If you want the model to:
- Use your product’s terminology (one behavior): 100–200 examples
- Adopt a specific tone (one behavior): 100–300 examples
- Handle 5 different issue categories differently: 100–200 per category = 500–1000 total
- Learn a new task format it has never seen: 500–1000 minimum
More data always helps — up to a point. The quality ceiling matters more than the quantity ceiling. A dataset of 200 perfectly formatted, carefully verified examples consistently outperforms a dataset of 2,000 noisy, inconsistent examples. This is the opposite of the intuition from classical supervised learning on tabular data.
Common Data Mistakes to Avoid
Inconsistent formatting: If some examples use ### Instruction: and others use [INST], the model learns to respond to a mixture of signals. Pick one template and apply it everywhere.
Including reasoning in the user turn: Do not add model-side reasoning or chain-of-thought to the user’s message. Only format what the user would actually say.
Labeling errors on edge cases: For support tickets, have your best agent review a random sample of 50 examples and flag any responses that are incorrect or off-brand. Errors in training data become errors in model behavior.

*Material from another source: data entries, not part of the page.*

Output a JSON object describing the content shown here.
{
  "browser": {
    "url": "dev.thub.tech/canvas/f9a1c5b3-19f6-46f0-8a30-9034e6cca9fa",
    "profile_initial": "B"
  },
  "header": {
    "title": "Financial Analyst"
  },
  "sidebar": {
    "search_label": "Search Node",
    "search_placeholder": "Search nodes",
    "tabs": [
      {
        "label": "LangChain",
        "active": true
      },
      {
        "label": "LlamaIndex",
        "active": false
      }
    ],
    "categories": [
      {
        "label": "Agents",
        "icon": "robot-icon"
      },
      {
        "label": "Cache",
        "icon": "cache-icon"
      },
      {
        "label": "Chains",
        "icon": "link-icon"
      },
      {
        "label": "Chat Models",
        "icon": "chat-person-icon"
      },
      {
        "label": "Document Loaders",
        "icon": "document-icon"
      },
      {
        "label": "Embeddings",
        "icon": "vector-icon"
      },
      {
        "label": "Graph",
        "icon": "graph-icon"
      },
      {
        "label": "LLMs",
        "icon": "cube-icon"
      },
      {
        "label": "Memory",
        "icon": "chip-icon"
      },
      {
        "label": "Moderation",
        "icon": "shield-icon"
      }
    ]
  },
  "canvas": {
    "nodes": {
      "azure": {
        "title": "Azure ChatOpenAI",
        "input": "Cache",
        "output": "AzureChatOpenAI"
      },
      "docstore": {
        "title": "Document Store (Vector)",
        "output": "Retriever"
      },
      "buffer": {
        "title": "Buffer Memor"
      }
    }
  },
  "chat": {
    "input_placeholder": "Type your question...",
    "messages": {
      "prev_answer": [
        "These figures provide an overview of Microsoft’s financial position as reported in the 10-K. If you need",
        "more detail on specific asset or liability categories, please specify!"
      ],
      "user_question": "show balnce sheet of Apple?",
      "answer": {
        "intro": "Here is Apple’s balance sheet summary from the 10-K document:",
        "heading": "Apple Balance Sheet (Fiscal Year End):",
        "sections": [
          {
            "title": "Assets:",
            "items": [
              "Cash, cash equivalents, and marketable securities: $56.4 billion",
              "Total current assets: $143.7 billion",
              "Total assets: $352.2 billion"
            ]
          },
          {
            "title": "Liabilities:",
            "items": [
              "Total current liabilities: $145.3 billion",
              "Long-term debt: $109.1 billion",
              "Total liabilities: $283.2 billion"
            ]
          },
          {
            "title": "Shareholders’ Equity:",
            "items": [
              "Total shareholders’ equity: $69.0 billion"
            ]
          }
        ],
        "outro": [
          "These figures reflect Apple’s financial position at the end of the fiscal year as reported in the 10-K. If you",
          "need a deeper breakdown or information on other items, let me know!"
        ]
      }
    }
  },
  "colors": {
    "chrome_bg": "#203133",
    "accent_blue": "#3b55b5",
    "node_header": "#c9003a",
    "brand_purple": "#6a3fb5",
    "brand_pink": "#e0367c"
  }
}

Ignoring label distribution: If 80% of your examples are “billing issues” and only 5% are “technical bugs”, the model will be great at billing and mediocre at bugs. Check your distribution and oversample underrepresented categories.
Truncating without padding strategy: If your max sequence length cuts off the end of the assistant response (the part you’re actually training on), those examples contribute nothing useful to training. Log truncation rates and increase max_length or filter out examples that get truncated past the response start.
Data preparation is not a one-time step. Expect to iterate: train a model, see what it gets wrong, trace those failures back to data gaps or inconsistencies, fix the data, and retrain. The data pipeline is a living artifact of your fine-tuning project.